FCS Modular, a joint venture between New York City real estate developer Forest City Ratner (which was forced to build the affordable housing as part of its Barclays Center deal) and Swedish construction giant Skanska, is counting on the new factory approach to urban construction to save on costs and provide greater quality control. The industry, projected to spend some $108 billion building multifamily units over the next three years, according to real estate consultant Metrostudy, is watching. A 1,000-square-foot apartment in New York costs an estimated $330,000 to build; FCS estimates it will knock 15 percent to 20 percent off that this go-round—and as much as 30 percent off with more experience.
“If they can show that here, I think it has potential to have a transformative effect,” says Casius Pealer, a professor of architecture at Tulane. “It’s of interest both to architecture and to developers who are interested in building affordably and fast.” The agreement builders struck with New York City’s notoriously feisty construction unions is almost as innovative. Because the work is predicted to last more than two decades, the unions were willing to accept lower per-hour rates. Another key component: Rather than working strictly by trade, plumbers, electricians and carpenters can do whatever tasks they’re good at. This allows FCS to deploy labour flexibly and attack steps in the order that makes the most sense. That’s a big departure from New York City union construction practices, which mandate ridiculousness like framers finishing all their work before an electrician can even tackle the same area.
The labour agreement also led to savings in building materials. Normally subcontractors order materials—and mark them up.Here FCS controls the entire supply chain. The company directly purchases some 1,400 components. By controlling the process, FCS has found some great suppliers, including a company in China that produces smooth sheets of engineered quartz scored to look like tile, eliminating the need for grout in the bathroom ‘pods’. FCS buys in big volume—no middlemen needed.
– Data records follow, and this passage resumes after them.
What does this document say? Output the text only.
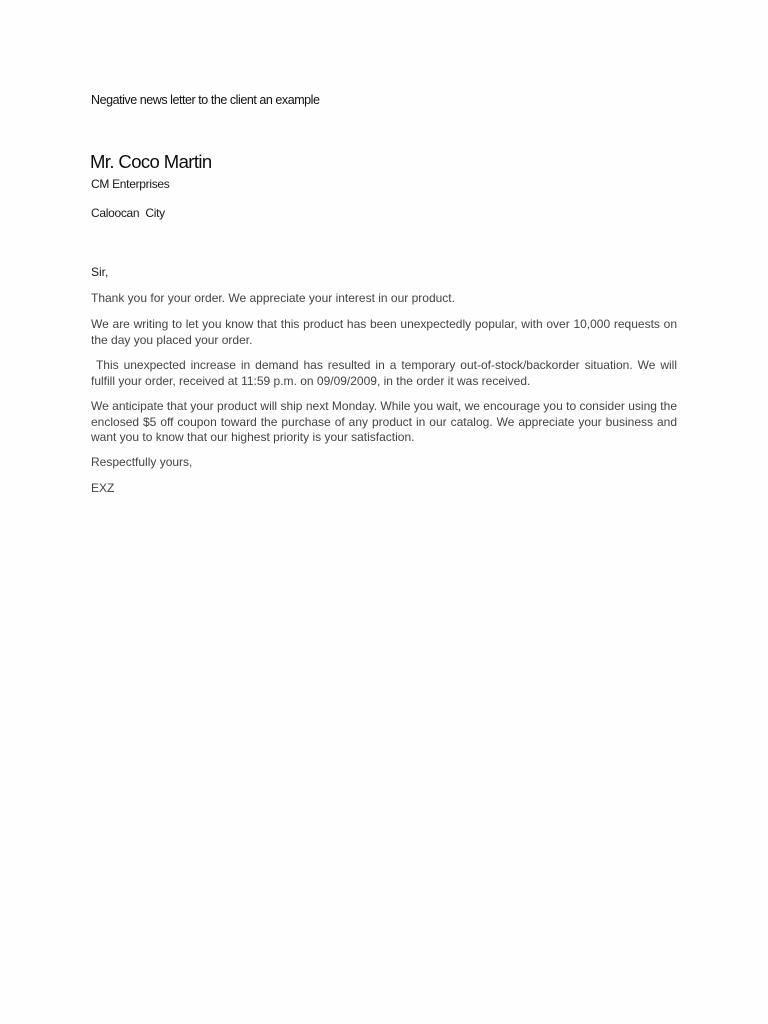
Negative news letter to the client an example
Mr. Coco Martin
CM Enterprises
Caloocan  City
Sir,

Thank you for your order. We appreciate your interest in our product.

We are writing to let you know that this product has been unexpectedly popular, with over 10,000 requests on the day you placed your order.

This unexpected increase in demand has resulted in a temporary out-of-stock/backorder situation. We will fulfill your order, received at 11:59 p.m. on 09/09/2009, in the order it was received.

We anticipate that your product will ship next Monday. While you wait, we encourage you to consider using the enclosed $5 off coupon toward the purchase of any product in our catalog. We appreciate your business and want you to know that our highest priority is your satisfaction.

Respectfully yours,
EXZ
But by far the most important innovation is the construction method itself. The factory feels like the love child of Home Depot and a sterile surgical chamber. “We believe that in factory environments the productivity of the worker is greater,” says Roger Krulak, the Forest City Ratner exec in charge of modular construction.
Once the mods leave the factory and are stacked into place, there are further savings. Pre-cut pipe connectors are loaded into kits inside each mod so plumbers don’t waste time scrounging for materials.
Press-fit pipes, which are quicker and cheaper to install than traditional soldered ones, are added level by level as the building goes up.
Still, until the building is complete the jury has to remain out. “If this modular approach to constructing new housing—including affordable housing—on this scale proves successful,” says Todd Trehubenko, senior vice president of multi-family finance for Boston’s Walker & Dunlop, “then Atlantic Yards can serve as a true model for afordable housing development throughout the country.”